Election makes you accountable to all those who voted for you. So being accountable to the whole student body is inconsistent with the role of representing and defending a distinct group of students within that body. By no means am I suggesting that we live in some anarchic world where the interests of male, female and non-binary students are always separate, but the reality is that female and non-binary students continue to face comparative disadvantage in many areas of Cambridge life on the basis of their gender. This group needs specific representation.

Yet in this set-up Gender Equalities officers are accountable to men too. Call me a radical militant, but I don’t think you can ever truly and fully represent a group of which you are not a part. Unless you lack the maturity to not take everything personally, it should be obvious that this is not an attack or an act of exclusion. People always accuse feminists of being too sensitive, but I’ve never seen anything nearly as fragile as a white man’s ego upon being told that feminism isn’t actually all about him.

Don’t get me wrong. Some of my best friends are white men for goodness’ sake. I’m writing this column not with the intention of stirring up intra-college politics – as I say, those involved have managed to handle the role very well. Why do we have this particular compulsion to constantly reassure men that the simple act of protecting women’s rights and wellbeing is not intended as a threat to them? A BME officer is not an anti-white position. The existence of an LGBT+ officer is not the covert sign of an all-out war against the heterosexuals.
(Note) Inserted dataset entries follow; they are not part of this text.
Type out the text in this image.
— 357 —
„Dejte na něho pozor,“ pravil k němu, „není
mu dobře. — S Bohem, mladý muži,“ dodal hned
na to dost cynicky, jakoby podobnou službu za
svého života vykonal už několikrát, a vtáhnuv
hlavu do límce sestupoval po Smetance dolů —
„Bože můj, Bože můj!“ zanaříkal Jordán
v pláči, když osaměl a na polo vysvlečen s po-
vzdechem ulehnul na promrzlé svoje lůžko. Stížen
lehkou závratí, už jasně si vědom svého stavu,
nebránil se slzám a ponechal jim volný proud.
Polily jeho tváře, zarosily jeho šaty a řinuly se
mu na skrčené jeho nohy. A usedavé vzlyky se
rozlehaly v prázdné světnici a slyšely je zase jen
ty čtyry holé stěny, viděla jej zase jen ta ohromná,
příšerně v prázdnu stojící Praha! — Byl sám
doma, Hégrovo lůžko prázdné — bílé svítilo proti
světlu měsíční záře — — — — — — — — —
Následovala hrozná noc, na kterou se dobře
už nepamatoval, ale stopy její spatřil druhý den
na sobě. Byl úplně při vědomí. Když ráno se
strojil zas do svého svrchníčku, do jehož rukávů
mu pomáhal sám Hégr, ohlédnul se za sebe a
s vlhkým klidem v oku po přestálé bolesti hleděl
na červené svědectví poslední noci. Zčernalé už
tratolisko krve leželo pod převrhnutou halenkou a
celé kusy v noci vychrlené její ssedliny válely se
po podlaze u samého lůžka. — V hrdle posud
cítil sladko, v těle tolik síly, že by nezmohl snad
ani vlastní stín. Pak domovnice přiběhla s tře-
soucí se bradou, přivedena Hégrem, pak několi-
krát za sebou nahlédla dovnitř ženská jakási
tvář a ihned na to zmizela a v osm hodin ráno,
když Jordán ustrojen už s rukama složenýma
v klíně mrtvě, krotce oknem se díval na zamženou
Men do have a lot to gain from feminism – this is a result of the way that we always conceptualise genders against one another. Yet we must not forget that difficulties for men come about because the worse thing in the world is for them to be seen as remotely akin to femaled. Being female is the ultimate source of denigration, and from this conception springs a violence that manifests itself in the biggest and smallest ways, from one in two female students at Cambridge feeling that their mental health has had a negative impact on their work (compared with one in three men), to the degree courses like my own which see women achieve only 8.7 per cent of Firsts in Part I despite comprising 49.5 per cent of the year. If we agree that gender equality is an issue to tackle, we accept that there is universal and systematic gender inequality.

Ultimately, this means that women and non-binary students experience unique disadvantages. Let’s also not forget that Corpus was one of the last colleges to accept female undergraduates, in 1983, well within the scope of many academics’ careers. It’s time we stop ferociously back-peddling and allowed female and non-binary students the representation they deserve across the board.